U.S. SECURITIES AND EXCHANGE COMMISSION

Litigation Release No. 17099 / August 10, 2001

Securities and Exchange Commission v. Alan Brian Bond, Robert I. Spruill and Albriond Capital Management, LLC, Civil Action No. 99 Civ. 12092 (RO) (S.D.N.Y.)

The Securities and Exchange Commission (Commission) announced today that it filed an enforcement action in federal court in New York City, to freeze the assets of money manager Alan Brian Bond (Bond), age 40, of Upper Montclair, New Jersey, and his firm Albriond Capital Management, LLC (Albriond). The Commission's action alleges that Bond orchestrated an egregious cherry-picking or trade allocation scheme that resulted in his clients losing nearly $57 million and Bond reaping an investment return of almost 5,500%. Bond, a former frequent guest on PBS's Wall Street Week With Louis Rukeyser and CNBC, had been indicted by criminal authorities and sued by the Commission in December 1999 on a different scheme in which he allegedly received millions of dollars in brokerage commission kickbacks.
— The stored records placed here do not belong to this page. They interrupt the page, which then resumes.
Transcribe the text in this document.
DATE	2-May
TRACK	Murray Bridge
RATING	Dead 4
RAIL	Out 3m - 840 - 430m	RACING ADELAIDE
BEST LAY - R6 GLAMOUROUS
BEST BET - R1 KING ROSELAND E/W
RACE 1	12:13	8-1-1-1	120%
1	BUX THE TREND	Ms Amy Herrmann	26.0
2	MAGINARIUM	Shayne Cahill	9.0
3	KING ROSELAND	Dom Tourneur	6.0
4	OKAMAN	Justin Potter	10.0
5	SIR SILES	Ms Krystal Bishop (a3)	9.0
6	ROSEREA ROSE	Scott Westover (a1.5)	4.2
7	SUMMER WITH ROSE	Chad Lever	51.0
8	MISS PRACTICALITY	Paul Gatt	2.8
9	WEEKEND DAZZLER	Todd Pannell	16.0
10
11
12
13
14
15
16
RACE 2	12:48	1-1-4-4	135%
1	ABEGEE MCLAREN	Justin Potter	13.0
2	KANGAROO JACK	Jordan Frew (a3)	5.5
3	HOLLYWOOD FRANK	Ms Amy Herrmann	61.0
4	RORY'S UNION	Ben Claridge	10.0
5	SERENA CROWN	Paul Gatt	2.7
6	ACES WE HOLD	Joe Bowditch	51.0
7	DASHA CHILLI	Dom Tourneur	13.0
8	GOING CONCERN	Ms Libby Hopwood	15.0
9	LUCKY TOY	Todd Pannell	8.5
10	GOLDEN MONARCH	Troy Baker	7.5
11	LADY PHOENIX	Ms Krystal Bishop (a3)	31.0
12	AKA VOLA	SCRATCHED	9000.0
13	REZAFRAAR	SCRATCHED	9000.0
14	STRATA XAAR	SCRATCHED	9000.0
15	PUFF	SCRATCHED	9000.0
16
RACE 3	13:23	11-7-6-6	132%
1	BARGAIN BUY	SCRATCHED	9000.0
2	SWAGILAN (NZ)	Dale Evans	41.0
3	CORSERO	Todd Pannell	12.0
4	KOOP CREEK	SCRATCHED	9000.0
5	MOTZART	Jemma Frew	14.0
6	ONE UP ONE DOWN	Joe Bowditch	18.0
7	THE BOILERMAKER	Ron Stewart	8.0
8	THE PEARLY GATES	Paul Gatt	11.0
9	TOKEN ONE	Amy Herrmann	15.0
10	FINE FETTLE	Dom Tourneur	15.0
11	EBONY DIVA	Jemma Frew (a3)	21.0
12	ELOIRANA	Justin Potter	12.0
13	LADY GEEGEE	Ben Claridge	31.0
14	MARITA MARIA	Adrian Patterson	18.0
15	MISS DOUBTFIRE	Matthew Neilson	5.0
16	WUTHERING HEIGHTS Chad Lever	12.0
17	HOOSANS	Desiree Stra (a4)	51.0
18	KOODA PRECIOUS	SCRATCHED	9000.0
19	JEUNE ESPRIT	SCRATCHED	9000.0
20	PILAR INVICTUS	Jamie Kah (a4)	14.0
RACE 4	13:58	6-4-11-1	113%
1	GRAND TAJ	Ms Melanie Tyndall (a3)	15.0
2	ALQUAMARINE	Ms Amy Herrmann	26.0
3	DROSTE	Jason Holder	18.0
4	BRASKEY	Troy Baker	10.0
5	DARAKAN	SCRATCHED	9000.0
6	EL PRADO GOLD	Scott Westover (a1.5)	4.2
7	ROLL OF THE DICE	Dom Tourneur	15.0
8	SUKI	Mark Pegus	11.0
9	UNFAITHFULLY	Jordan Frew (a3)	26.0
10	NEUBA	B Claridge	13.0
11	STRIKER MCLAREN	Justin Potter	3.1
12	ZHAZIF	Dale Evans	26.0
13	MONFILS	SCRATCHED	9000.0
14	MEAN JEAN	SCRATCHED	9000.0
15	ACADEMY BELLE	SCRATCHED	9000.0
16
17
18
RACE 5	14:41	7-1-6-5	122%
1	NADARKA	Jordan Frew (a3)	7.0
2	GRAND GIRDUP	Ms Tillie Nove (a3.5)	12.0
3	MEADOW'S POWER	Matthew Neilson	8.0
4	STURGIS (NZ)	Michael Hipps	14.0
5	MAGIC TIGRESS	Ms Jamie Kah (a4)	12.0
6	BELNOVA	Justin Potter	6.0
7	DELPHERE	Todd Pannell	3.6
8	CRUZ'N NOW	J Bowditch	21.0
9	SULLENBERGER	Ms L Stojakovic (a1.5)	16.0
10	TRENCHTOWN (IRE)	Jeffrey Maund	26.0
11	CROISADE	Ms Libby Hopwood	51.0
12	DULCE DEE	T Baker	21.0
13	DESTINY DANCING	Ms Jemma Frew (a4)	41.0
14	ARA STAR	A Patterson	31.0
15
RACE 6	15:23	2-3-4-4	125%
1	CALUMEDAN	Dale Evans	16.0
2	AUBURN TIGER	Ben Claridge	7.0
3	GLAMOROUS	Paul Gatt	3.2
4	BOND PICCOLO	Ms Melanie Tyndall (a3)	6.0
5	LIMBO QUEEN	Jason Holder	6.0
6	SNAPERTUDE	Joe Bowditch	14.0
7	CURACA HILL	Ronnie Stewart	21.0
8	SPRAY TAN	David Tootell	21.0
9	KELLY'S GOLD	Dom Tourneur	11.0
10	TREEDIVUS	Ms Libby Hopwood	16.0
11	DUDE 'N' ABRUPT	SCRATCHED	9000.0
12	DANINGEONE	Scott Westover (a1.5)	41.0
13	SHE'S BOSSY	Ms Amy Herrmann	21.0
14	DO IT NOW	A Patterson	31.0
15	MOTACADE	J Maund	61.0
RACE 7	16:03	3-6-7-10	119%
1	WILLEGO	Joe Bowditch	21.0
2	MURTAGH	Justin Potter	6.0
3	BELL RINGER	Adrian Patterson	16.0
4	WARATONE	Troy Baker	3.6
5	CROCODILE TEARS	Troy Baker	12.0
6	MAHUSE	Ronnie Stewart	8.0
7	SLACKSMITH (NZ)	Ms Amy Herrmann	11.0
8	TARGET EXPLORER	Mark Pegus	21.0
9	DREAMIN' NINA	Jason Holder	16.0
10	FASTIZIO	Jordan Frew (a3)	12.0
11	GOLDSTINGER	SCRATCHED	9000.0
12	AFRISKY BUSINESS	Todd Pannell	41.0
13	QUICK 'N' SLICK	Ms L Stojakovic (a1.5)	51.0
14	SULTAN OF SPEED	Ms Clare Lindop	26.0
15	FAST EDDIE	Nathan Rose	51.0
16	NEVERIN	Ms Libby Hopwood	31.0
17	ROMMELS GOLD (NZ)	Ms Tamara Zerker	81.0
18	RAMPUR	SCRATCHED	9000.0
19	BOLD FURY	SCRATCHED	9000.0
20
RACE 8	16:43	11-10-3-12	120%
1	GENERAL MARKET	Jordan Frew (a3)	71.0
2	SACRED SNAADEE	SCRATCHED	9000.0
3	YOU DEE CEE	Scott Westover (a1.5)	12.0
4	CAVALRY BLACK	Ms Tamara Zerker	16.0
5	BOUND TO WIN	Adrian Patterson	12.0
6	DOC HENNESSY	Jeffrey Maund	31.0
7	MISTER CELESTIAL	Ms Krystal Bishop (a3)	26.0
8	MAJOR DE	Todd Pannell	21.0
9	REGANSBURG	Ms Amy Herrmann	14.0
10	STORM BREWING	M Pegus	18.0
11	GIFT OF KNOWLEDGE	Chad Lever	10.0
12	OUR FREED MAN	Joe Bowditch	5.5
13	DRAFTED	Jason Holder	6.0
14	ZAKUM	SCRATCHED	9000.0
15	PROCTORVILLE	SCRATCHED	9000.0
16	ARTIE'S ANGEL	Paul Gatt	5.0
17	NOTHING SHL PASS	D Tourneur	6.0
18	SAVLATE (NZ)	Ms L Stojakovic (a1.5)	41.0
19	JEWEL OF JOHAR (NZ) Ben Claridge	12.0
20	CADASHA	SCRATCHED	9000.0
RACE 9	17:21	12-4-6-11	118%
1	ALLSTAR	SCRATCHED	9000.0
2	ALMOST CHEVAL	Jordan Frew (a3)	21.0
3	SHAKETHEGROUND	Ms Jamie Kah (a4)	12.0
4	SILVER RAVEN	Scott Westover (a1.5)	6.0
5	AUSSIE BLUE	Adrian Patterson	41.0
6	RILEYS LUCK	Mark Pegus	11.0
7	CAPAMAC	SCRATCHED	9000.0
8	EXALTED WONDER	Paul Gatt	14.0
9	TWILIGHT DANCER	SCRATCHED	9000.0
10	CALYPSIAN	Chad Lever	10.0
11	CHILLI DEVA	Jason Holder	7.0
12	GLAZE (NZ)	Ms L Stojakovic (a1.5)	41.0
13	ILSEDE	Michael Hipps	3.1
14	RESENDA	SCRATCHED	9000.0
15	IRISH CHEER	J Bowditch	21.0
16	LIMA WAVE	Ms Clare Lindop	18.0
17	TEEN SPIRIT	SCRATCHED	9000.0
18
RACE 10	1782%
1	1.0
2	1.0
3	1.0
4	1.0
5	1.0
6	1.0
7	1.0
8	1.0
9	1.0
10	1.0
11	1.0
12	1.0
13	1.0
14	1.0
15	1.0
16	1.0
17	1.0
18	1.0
In this action, the Commission alleges that beginning in March 2000, while trading for his own personal account and the accounts of three institutional clients, Bond "cherry-picked" the best trades for himself. As part of his scheme, Bond called in his trades, generally orders to buy securities, to a brokerage firm in the morning without designating whether the trade was for his own account or the accounts of his clients. If the securities purchased increased in price during the day, Bond generally sold the shares and gave the profit to his own account. If the securities declined in value, Bond generally placed the securities in the accounts of three of his clients. Specifically, from March 2000 to July 25, 2001, Bond placed 2,296 buy trades through a New York brokerage firm. Of those trades, 1,168 were profitable on the day of the trade. Bond allocated 93% of those profitable trades to his own account and the balance to his clients. Of the 1,128 unprofitable trades, Bond allocated only 17% to his own account and 83% to his clients. Consequently, during this 17-month period, Bond's clients lost nearly $57 million, suffering a negative rate of return ranging from 65% to 74%. In contrast, during the same period, Bond personally gained nearly $6.6 million on an initial investment of approximately $260,000, an astounding 5,487% return.

In light of Bond's recent withdrawals of hundreds of thousands of dollars in allegedly illegal trading profits, the Commission obtained an order temporarily restraining Bond and Albriond from violating the law and freezing their assets, with an allowance for reasonable living expenses and attorneys fees pending further hearing on the matter, scheduled for September 7, 2001. Based on the allegations described above, the Commission is seeking permanent injunctions and civil money penalties against Bond and Albriond, and disgorgement from Bond, for violations of Section 10(b) of the Securities Exchange Act of 1934, and Rule 10b-5 thereunder, and for violations of Sections 206(1), 206(2) and 207 of the Investment Advisers Act of 1940.

In a parallel criminal case, the United States Attorney's Office for the Southern District of New York has arrested Bond and seized certain assets, including the unearned portion of a $500,000 payment to Bond's attorneys.

The Commission acknowledges the valuable assistance of the United States Attorney's Office for the Southern District of New York and the Federal Bureau of Investigation in bringing this case.